Saturday, March 3,
1:15-2:00 p.m.
There is no marking the
driveway today, except for a line of widely spaced and frail orange flags set
out to guide the plow that hasn’t come. No plow today. Roads are not even
plowed, owing to downed trees and power lines in the area. Power is out all
over northwest Michigan.
It was, however, a relatively
warm night and is, as yet, a relatively warm winter day. The snow is heavy and
wet. While this is perfect for snowmen and snow forts, it’s dangerous in the
load it creates on lines and many roofs. A metal roof, however, sheds snowload
without a second thought. There is a low rumble as the load begins to move,
then a whoosh as it slides to the edge, and finally a ground-shaking thud as it
falls to earth, shaking old windows. On the ground today, then, along the east
and west (back and front) sides of the house, an outdoor wall of extra
insulation rises, a wall that only needed to be broken through in front of the
doorway.
Everything outdoors is white
today. Trees are all but engulfed in wind-driven snow, wet and clinging. Large
objects such as the brush pile and a garden wagon full of gathered branches
appear as mysterious, featureless mounds of white. With foot to a foot and a half of heavy snow
fallen overnight, weeds and grasses are almost completely buried, and a
glistening, empty expanse stretches over the meadow behind the house until
broken in the distance by the first, youngest cherry trees and, beyond them,
the edge of the eastern woods.
Sounds (except when roof
snowload is in motion) are few and subtle: a background moaning of wind in high
branches, a closer percussive crackling as icy branches shift their weight in
the light wind, and close up the sound counterpart of the visual glistening, a
pervasive, bright, shimmering, tiny glass-shattering whisper, a brittle
susurrus, as new snow crystals touch and blow across the tops of deep drifts.
Very little surface is not
covered by snow, from the now-white popples in the grove to the sturdy black
walnut and basswood trees between grove and house. Where the bark is exposed,
as it is on sections of the basswood trunk, that surface appears darker than
usual, by contrast with the adjacent snow-covered bark and because it, the exposed
bark, is wet with snowmelt.
From the north, perhaps
somewhere in the creekside willows, a lone crow calls repeatedly and
insistently before falling silent. A smaller bird nearby gives a single forlorn
chirp. It is still snowing, and little creatures are mostly lying low today.
2 comments:
Isn't it interesting how snow quiets sound.
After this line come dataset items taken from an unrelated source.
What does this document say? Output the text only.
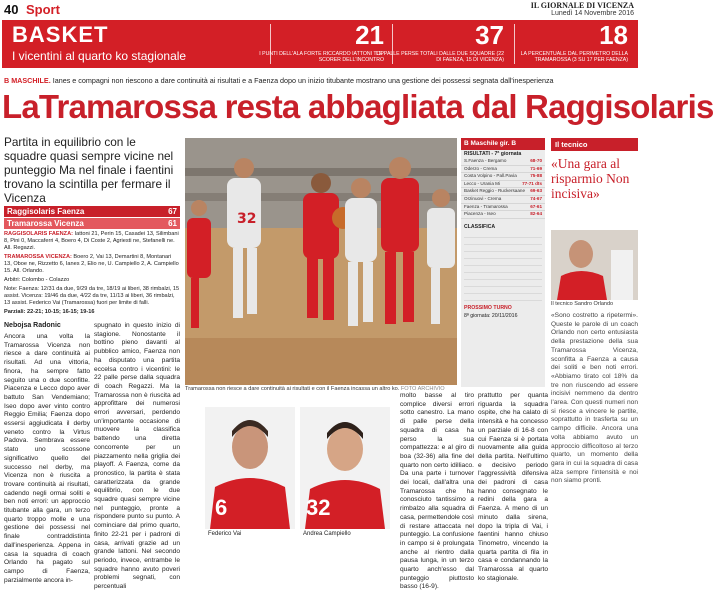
40 Sport	IL GIORNALE DI VICENZA
Lunedì 14 Novembre 2016
BASKET
I vicentini al quarto ko stagionale
21
I PUNTI DELL'ALA FORTE RICCARDO IATTONI TOP SCORER DELL'INCONTRO
37
LE PALLE PERSE TOTALI DALLE DUE SQUADRE (22 DI FAENZA, 15 DI VICENZA)
18
LA PERCENTUALE DAL PERIMETRO DELLA TRAMAROSSA (3 SU 17 PER FAENZA)
B MASCHILE. Ianes e compagni non riescono a dare continuità ai risultati e a Faenza dopo un inizio titubante mostrano una gestione dei possessi segnata dall'inesperienza
LaTramarossa resta abbagliata dal Raggisolaris
Partita in equilibrio con le squadre quasi sempre vicine nel punteggio Ma nel finale i faentini trovano la scintilla per fermare il Vicenza
Raggisolaris Faenza	67
Tramarossa Vicenza	61
RAGGISOLARIS FAENZA: Iattoni 21, Perin 15, Casadei 13, Silimbani 8, Pini 0, Maccaferri 4, Boero 4, Di Coste 2, Agriesti ne, Stefanelli ne. All. Regazzi.
TRAMAROSSA VICENZA: Boero 2, Vai 13, Demartini 8, Montanari 13, Oboe ne, Rizzetto 6, Ianes 2, Elio ne, U. Campiello 2, A. Campiello 15. All. Orlando.
Arbitri: Colombo - Colazzo
Note: Faenza: 12/31 da due, 9/29 da tre, 18/19 ai liberi, 38 rimbalzi, 15 assist. Vicenza: 19/46 da due, 4/22 da tre, 11/13 ai liberi, 36 rimbalzi, 13 assist. Federico Vai (Tramarossa) fuori per limite di falli.
Parziali: 22-21; 10-15; 16-15; 19-16
Nebojsa Radonic
Ancora una volta la Tramarossa Vicenza non riesce a dare continuità ai risultati. Ad una vittoria, finora, ha sempre fatto seguito una o due sconfitte. Piacenza e Lecco dopo aver battuto San Vendemiano; Iseo dopo aver vinto contro Reggio Emilia; Faenza dopo essersi aggiudicata il derby veneto contro la Virtus Padova. Sembrava essere stato uno scossone significativo quello del successo nel derby, ma Vicenza non è riuscita a trovare continuità ai risultati, cadendo negli ormai soliti e ben noti errori: un approccio titubante alla gara, un terzo quarto troppo molle e una gestione dei possessi nel finale contraddistinta dall'inesperienza. Appena in casa la squadra di coach Orlando ha pagato sul campo di Faenza, parzialmente ancora in-
spugnato in questo inizio di stagione. Nonostante il bottino pieno davanti al pubblico amico, Faenza non ha disputato una partita eccelsa contro i vicentini: le 22 palle perse dalla squadra di coach Regazzi. Ma la Tramarossa non è riuscita ad approfittare dei numerosi errori avversari, perdendo un'importante occasione di muovere la classifica battendo una diretta concorrente per un piazzamento nella griglia dei playoff. A Faenza, come da pronostico, la partita è stata caratterizzata da grande equilibrio, con le due squadre quasi sempre vicine nel punteggio, pronte a rispondere punto su punto. A cominciare dal primo quarto, finito 22-21 per i padroni di casa, arrivati grazie ad un grande Iattoni. Nel secondo periodo, invece, entrambe le squadre hanno avuto poveri problemi segnati, con percentuali
32
Tramarossa non riesce a dare continuità ai risultati e con il Faenza incassa un altro ko. FOTO ARCHIVIO
6
Federico Vai
32
Andrea Campiello
molto basse al tiro complice diversi errori sotto canestro. La mano di palle perse della squadra di casa ha perso la sua compattezza: e al giro di boa (32-36) alla fine del quarto non certo idilliaco. Da una parte i turnover dei locali, dall'altra una Tramarossa che ha conosciuto tantissimo a rimbalzo alla squadra di casa, permettendole così di restare attaccata nel punteggio. La confusione in campo si è prolungata anche al rientro dalla pausa lunga, in un terzo quarto anch'esso dal punteggio piuttosto basso (16-9).
prattutto per quanta riguarda la squadra ospite, che ha calato di intensità e ha concesso un parziale di 16-8 con cui Faenza si è portata nuovamente alla guida della partita. Nell'ultimo e decisivo periodo l'aggressività difensiva dei padroni di casa hanno consegnato le redini della gara a Faenza. A meno di un minuto dalla sirena, dopo la tripla di Vai, i faentini hanno chiuso Tinometro, vincendo la quarta partita di fila in casa e condannando la Tramarossa al quarto ko stagionale.
B Maschile gir. B
RISULTATI - 7ª giornata
S.Faenza - Bergamo	68-70
Oderzo - Crema	71-69
Costa Volpino - Pall.Pavia	75-88
Lecco - Urania Mi	77-71 dts
Basket Reggio - Ruckersaane 69-63
Orzinuovi - Crema	74-67
Faenza - Tramarossa	67-61
Piacenza - Iseo	82-64
CLASSIFICA
PROSSIMO TURNO
8ª giornata: 20/11/2016
Il tecnico
«Una gara al risparmio Non incisiva»
Il tecnico Sandro Orlando
«Sono costretto a ripetermi». Queste le parole di un coach Orlando non certo entusiasta della prestazione della sua Tramarossa Vicenza, sconfitta a Faenza a causa dei soliti e ben noti errori. «Abbiamo tirato col 18% da tre non riuscendo ad essere incisivi nemmeno da dentro l'area. Con questi numeri non si riesce a vincere le partite, soprattutto in trasferta su un campo difficile. Ancora una volta abbiamo avuto un approccio difficoltoso al terzo quarto, un momento della gara in cui la squadra di casa alza sempre l'intensità e noi non siamo pronti.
Maybe because fewer things are moving, but it feels like more than that...like the world is wearing a muffler over it's voice, everything is just covered with a thin layer of quiet.
When I was staying up in Northport, March of 2010, I went for a walk and ended up sitting quietly in a little patch of woods. So much to hear and see and absorb. But I became cold; the damp tree trunk I sat on soaked through my jeans. So I only stayed 5 or 10 minutes. I am so impressed that you are sitting quietly for so much longer and observing so much more!
It's wonderful, isn't it? Hearing the quiet sounds you don't usually hear is exciting and calming at the same time.
As for the comfort factor, I'll be doing a whole post soon, either here or on one of my other blogs (maybe not here because it will have a lot of photographs), about how I have kept from getting too cold. I've got the title ready. You'll like it, Dawn!